# 1D sub-pillar modeling: Transformers

Runs `huggingface-multihead` on SageMaker to train transformer-based classifiers.

* 1D pillars and subpillars preprocessing
* Multihead (per pillar) transformer sequence classification
* SageMaker training jobs
* Macro precision, recall, fscore evaluation
* MLFlow tracking


In [None]:
import os
import sys

sys.path.append(os.path.abspath(os.getcwd() + "../../../../"))

In [None]:
import sagemaker
from deep.constants import DEV_BUCKET
from deep.utils import formatted_time

sess = sagemaker.Session(default_bucket=DEV_BUCKET.name)
job_name = f"1D-test-{formatted_time()}" 

## Data

In [None]:
import pandas as pd

train_df = pd.read_csv("../../../data/frameworks_data/data_v0.5/data_v0.5_train.csv")
val_df = pd.read_csv("../../../data/frameworks_data/data_v0.5/data_v0.5_val.csv")

sample = False  # To make the computations faster, sample = True.

if sample:
    train_df = train_df.sample(n=1000)
    val_df = val_df.sample(n=1000)

In [None]:
input_path = DEV_BUCKET / 'training' / 'input_data' / job_name  # Do not change this

train_path = str(input_path / 'train_df.pickle')
val_path = str(input_path / 'test_df.pickle')

train_df.to_pickle(train_path, protocol=4)  # protocol 4 is necessary, since SageMaker uses python 3.6
val_df.to_pickle(val_path, protocol=4)

## Sagemaker

In [None]:
# GPU instances

instances = [
    'ml.p2.xlarge',
    'ml.p3.2xlarge'
]

The hyperparameters are passed as command line arguments to the training script. 

You can add/change them as you like. It's important to keep the `tracking_uri` and the `experiment_name` which are used by MLFlow.

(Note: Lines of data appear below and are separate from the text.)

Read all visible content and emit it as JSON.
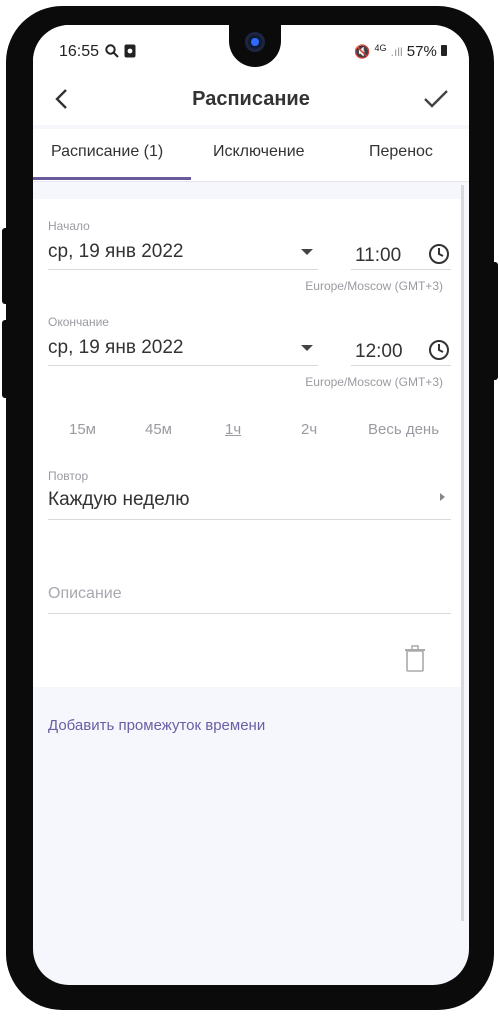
{
  "status": {
    "time": "16:55",
    "search_icon": "search-icon",
    "status_app_icon": "app-icon",
    "battery": "57%",
    "signal": "4G"
  },
  "toolbar": {
    "title": "Расписание",
    "back_icon": "back-arrow-icon",
    "confirm_icon": "check-icon"
  },
  "tabs": [
    {
      "label": "Расписание (1)",
      "active": true
    },
    {
      "label": "Исключение",
      "active": false
    },
    {
      "label": "Перенос",
      "active": false
    }
  ],
  "start": {
    "label": "Начало",
    "date": "ср, 19 янв 2022",
    "time": "11:00",
    "timezone": "Europe/Moscow (GMT+3)"
  },
  "end": {
    "label": "Окончание",
    "date": "ср, 19 янв 2022",
    "time": "12:00",
    "timezone": "Europe/Moscow (GMT+3)"
  },
  "durations": [
    {
      "label": "15м",
      "active": false
    },
    {
      "label": "45м",
      "active": false
    },
    {
      "label": "1ч",
      "active": true
    },
    {
      "label": "2ч",
      "active": false
    },
    {
      "label": "Весь день",
      "active": false
    }
  ],
  "repeat": {
    "label": "Повтор",
    "value": "Каждую неделю"
  },
  "description": {
    "placeholder": "Описание"
  },
  "actions": {
    "add_interval": "Добавить промежуток времени"
  },
  "colors": {
    "accent": "#6a5a9a",
    "background": "#f5f7fc"
  }
}
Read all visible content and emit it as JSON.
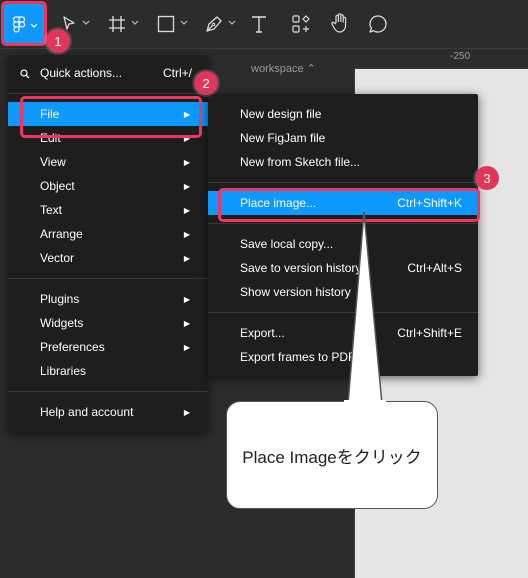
{
  "toolbar": {
    "tools": [
      "main-menu",
      "move",
      "frame",
      "shape",
      "pen",
      "text",
      "resources",
      "hand",
      "comment"
    ]
  },
  "workspace_label": "workspace ⌃",
  "ruler": {
    "top_value": "-250"
  },
  "steps": [
    "1",
    "2",
    "3"
  ],
  "main_menu": {
    "quick_actions": {
      "label": "Quick actions...",
      "shortcut": "Ctrl+/"
    },
    "items": [
      {
        "label": "File",
        "selected": true
      },
      {
        "label": "Edit"
      },
      {
        "label": "View"
      },
      {
        "label": "Object"
      },
      {
        "label": "Text"
      },
      {
        "label": "Arrange"
      },
      {
        "label": "Vector"
      },
      {
        "label": "Plugins"
      },
      {
        "label": "Widgets"
      },
      {
        "label": "Preferences"
      },
      {
        "label": "Libraries"
      },
      {
        "label": "Help and account"
      }
    ]
  },
  "file_menu": {
    "items": [
      {
        "label": "New design file",
        "shortcut": ""
      },
      {
        "label": "New FigJam file",
        "shortcut": ""
      },
      {
        "label": "New from Sketch file...",
        "shortcut": ""
      },
      {
        "label": "Place image...",
        "shortcut": "Ctrl+Shift+K"
      },
      {
        "label": "Save local copy...",
        "shortcut": ""
      },
      {
        "label": "Save to version history...",
        "shortcut": "Ctrl+Alt+S"
      },
      {
        "label": "Show version history",
        "shortcut": ""
      },
      {
        "label": "Export...",
        "shortcut": "Ctrl+Shift+E"
      },
      {
        "label": "Export frames to PDF...",
        "shortcut": ""
      }
    ]
  },
  "callout": {
    "text": "Place Imageをクリック"
  },
  "colors": {
    "accent": "#0d99ff",
    "highlight": "#f0365e",
    "badge": "#e0365a"
  }
}
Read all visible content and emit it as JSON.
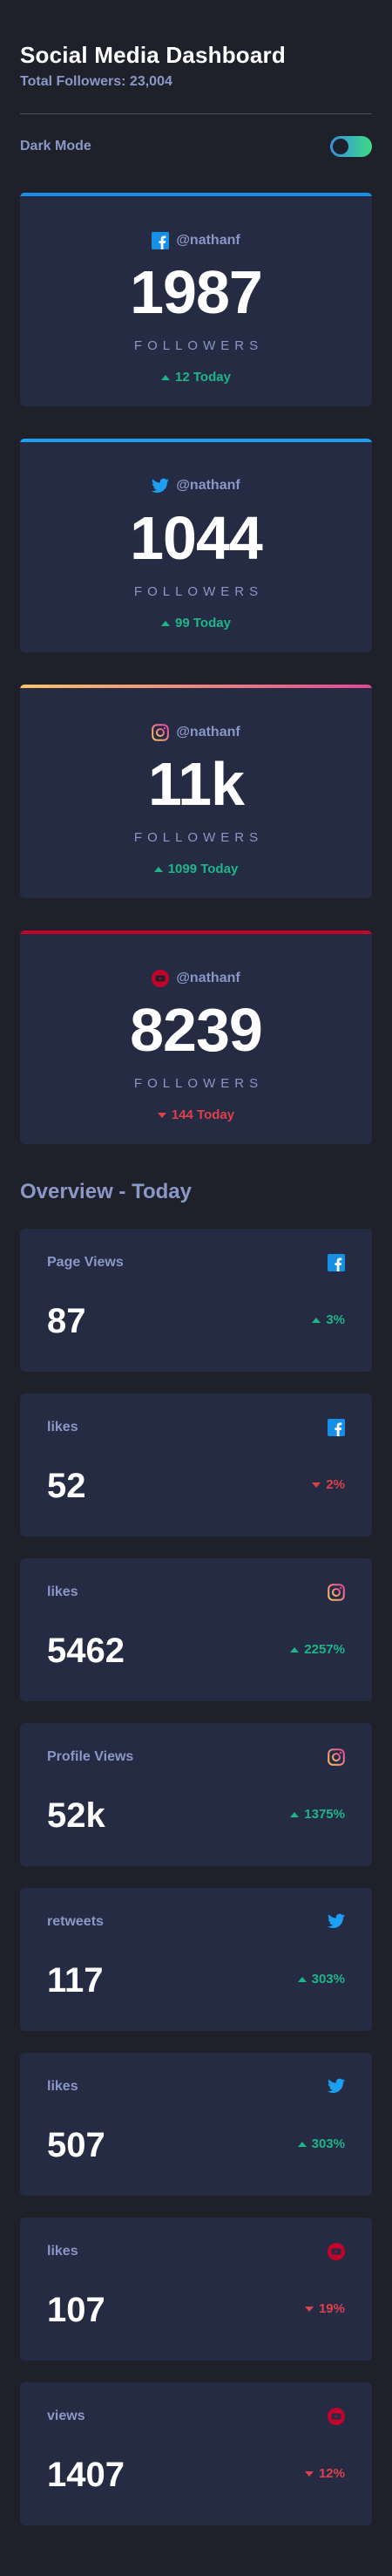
{
  "header": {
    "title": "Social Media Dashboard",
    "subtitle": "Total Followers: 23,004",
    "dark_mode_label": "Dark Mode",
    "dark_mode_on": true
  },
  "colors": {
    "background": "#1e202a",
    "card": "#252b43",
    "text_muted": "#8b97c6",
    "up": "#1eb589",
    "down": "#dc414c",
    "facebook": "#178fe6",
    "twitter": "#1ca0f2",
    "instagram_gradient": [
      "#fdc468",
      "#df4996"
    ],
    "youtube": "#c4032b"
  },
  "follower_cards": [
    {
      "network": "facebook",
      "icon": "facebook-icon",
      "handle": "@nathanf",
      "count": "1987",
      "count_label": "FOLLOWERS",
      "today": "12 Today",
      "trend": "up"
    },
    {
      "network": "twitter",
      "icon": "twitter-icon",
      "handle": "@nathanf",
      "count": "1044",
      "count_label": "FOLLOWERS",
      "today": "99 Today",
      "trend": "up"
    },
    {
      "network": "instagram",
      "icon": "instagram-icon",
      "handle": "@nathanf",
      "count": "11k",
      "count_label": "FOLLOWERS",
      "today": "1099 Today",
      "trend": "up"
    },
    {
      "network": "youtube",
      "icon": "youtube-icon",
      "handle": "@nathanf",
      "count": "8239",
      "count_label": "FOLLOWERS",
      "today": "144 Today",
      "trend": "down"
    }
  ],
  "overview": {
    "title": "Overview - Today",
    "items": [
      {
        "label": "Page Views",
        "network": "facebook",
        "icon": "facebook-icon",
        "value": "87",
        "change": "3%",
        "trend": "up"
      },
      {
        "label": "likes",
        "network": "facebook",
        "icon": "facebook-icon",
        "value": "52",
        "change": "2%",
        "trend": "down"
      },
      {
        "label": "likes",
        "network": "instagram",
        "icon": "instagram-icon",
        "value": "5462",
        "change": "2257%",
        "trend": "up"
      },
      {
        "label": "Profile Views",
        "network": "instagram",
        "icon": "instagram-icon",
        "value": "52k",
        "change": "1375%",
        "trend": "up"
      },
      {
        "label": "retweets",
        "network": "twitter",
        "icon": "twitter-icon",
        "value": "117",
        "change": "303%",
        "trend": "up"
      },
      {
        "label": "likes",
        "network": "twitter",
        "icon": "twitter-icon",
        "value": "507",
        "change": "303%",
        "trend": "up"
      },
      {
        "label": "likes",
        "network": "youtube",
        "icon": "youtube-icon",
        "value": "107",
        "change": "19%",
        "trend": "down"
      },
      {
        "label": "views",
        "network": "youtube",
        "icon": "youtube-icon",
        "value": "1407",
        "change": "12%",
        "trend": "down"
      }
    ]
  }
}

The class `PyTorch` is part of the `SageMaker` python API. The parameters are important and you should probably not change most of them. The ones you may want to change are:

- `instance_type`, specify the instance you want
- `source_dir`, specify your script directory. Try to use global variable as much as possible

In [None]:
from sagemaker.pytorch import PyTorch

from deep.constants import MLFLOW_SERVER, SAGEMAKER_ROLE

hyperparameters={
    'epochs': 5,
    'model_name': 'distilbert-base-uncased',
    'tracking_uri': MLFLOW_SERVER,
    'experiment_name': '1D-multihead-transformers',
    'iterative': False,
    'loss': 'focal'
}

estimator = PyTorch(
    entry_point='train.py',
    source_dir=str('../../../scripts/training/oguz/huggingface-multihead'),
    output_path=str(DEV_BUCKET / 'models/'),
    code_location=str(input_path),
    instance_type='ml.p3.2xlarge',
    instance_count=1,
    role=SAGEMAKER_ROLE,
    framework_version='1.8',
    py_version='py36',
    hyperparameters = hyperparameters,
    job_name=job_name,
)

In [None]:
fit_arguments = {
    'train': str(input_path),
    'test': str(input_path)
}

In [None]:
# Fit the estimator

estimator.fit(fit_arguments, job_name=job_name)

## Debugging

In [None]:
#!pip install cloudpathlib
#!pip install mlflow
#!pip install transformers

In [None]:
from deep.constants import MLFLOW_SERVER, SAGEMAKER_ROLE

PATH = os.path.abspath('../../../../deep-experiments/scripts/training/oguz/huggingface-multihead/train.py')

In [None]:
%env SM_OUTPUT_DATA_DIR=''
%env SM_MODEL_DIR=''
%env SM_NUM_GPUS=1
%env SM_CHANNEL_TRAIN={input_path}
%env SM_CHANNEL_TEST={input_path}

!python {PATH} --epochs 3 --tracking_uri {MLFLOW_SERVER} --experiment_name {'1D-multihead-transformers'} --model_name {'distilbert-base-uncased'}